PT: You have fingered foul play in the death of Yekini, do you still maintain such stance?
Jubril: I maintain that stance because of the circumstances surrounding his death. He did not die naturally and I asked some questions on the circumstances leading to his death and they have not been able to provide me with answers. According to the report of his late younger sister who died shortly after he died and was the mastermind of his abduction, she said that morning of May 4, she said they gave him tea because he was tied down because they felt he would escape if they did not tie him down. She said Yekini begged to be released to see me and that he was being smoldered where he was. It was after he took a cup of tea which he requested for, he became restless and started gasping for breath. That was when they took him to a nearby hospital Al-Amin Hospital in Apete, in Ibadan.

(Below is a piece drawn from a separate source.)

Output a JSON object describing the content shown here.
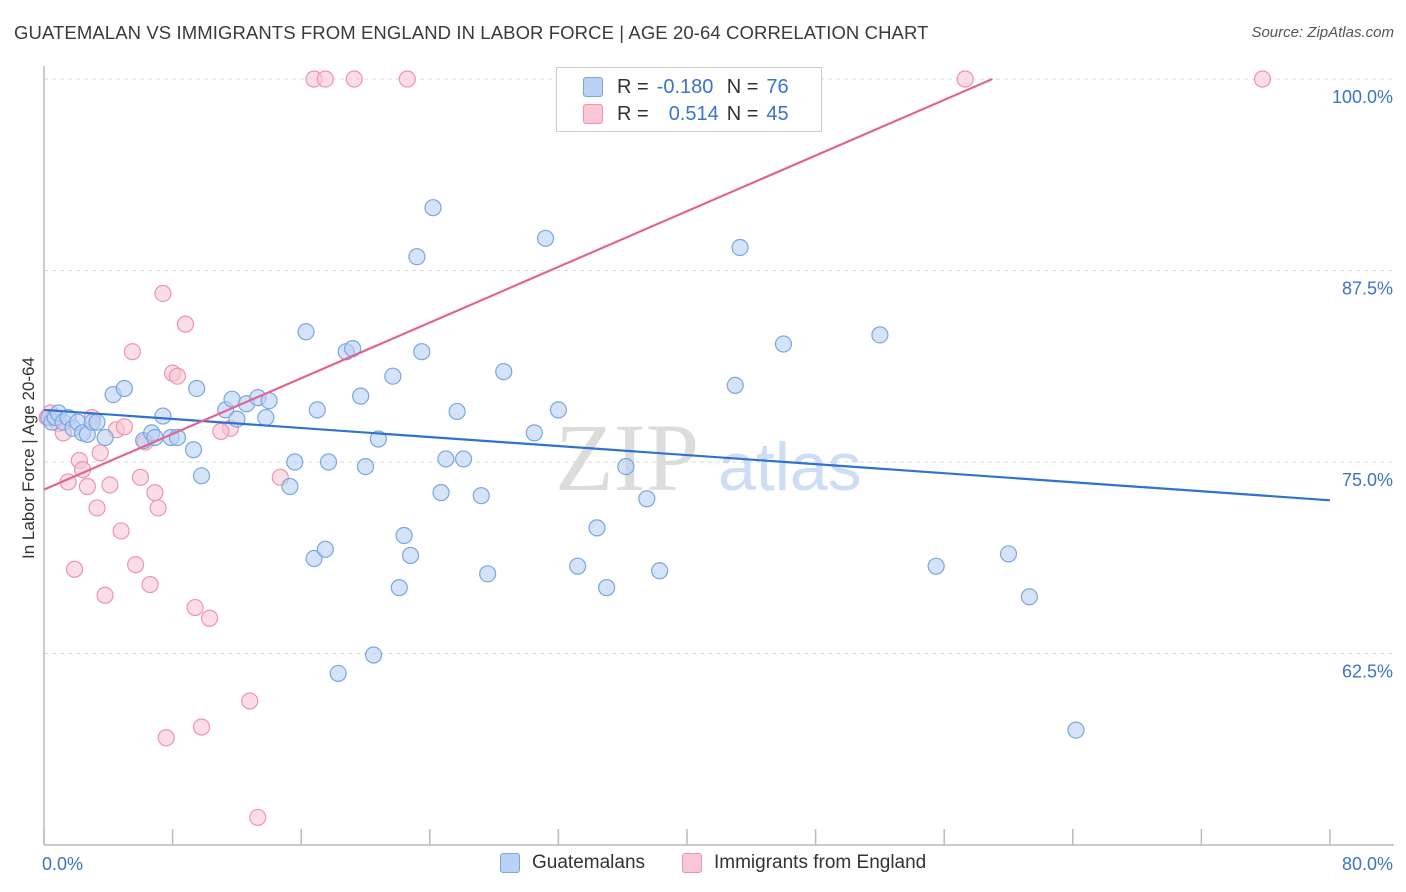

According to the doctor who attended to him, Yekini was virtually dead when he was brought in because the pulse was actually very feeble before he could do anything the man was gone. So I wanted to see those guys who took him away and ask them what his treatment plan was because you can’t die in such circumstances and it would not raise suspicion. By the laws in Lagos state, there would have been an inquest into his death; the coroner should have been brought in to verify the cause of his death. That was what I was asking for. The family members might have had genuine reasons for doing what they did and I was not out to persecute them. I just wanted to know the cause of Yekini’s death. Just like what happened to Michael Jackson, there was an inquest. If it were a nobody now, we could just overlook such things but a whole Rasheed Yekini was taken to the native doctor forcefully and he died there and we did not know the cause of his death.
PT: Do you think you could have done more to avert Yekini’s death?
Jubril: Yes, I wish I did more to keep him safe. I thought the police order was good enough but may be stationing a policeman would have been better. I was disappointed that the police failed to make any arrest and ended up calling it a family affair and saying no one had come to declare their grievances. I asked them if there was a corpse lying in the street would they leave it there because no one came to report? They however were waiting for me to write a petition and I did not do that because I expected the police to bring up the coroner law and find out the cause of death of a man who was kidnapped from his house and later found dead despite an order restraining some people.
PT: Finally how are Yekini’s children faring?
Jubril : Yemisi is close to 20 and the other is 15. The 20-year-old is studying at the University of Leicester where she is studying performing arts. The second one is in Osogbo. She will be writing her final year exams soon.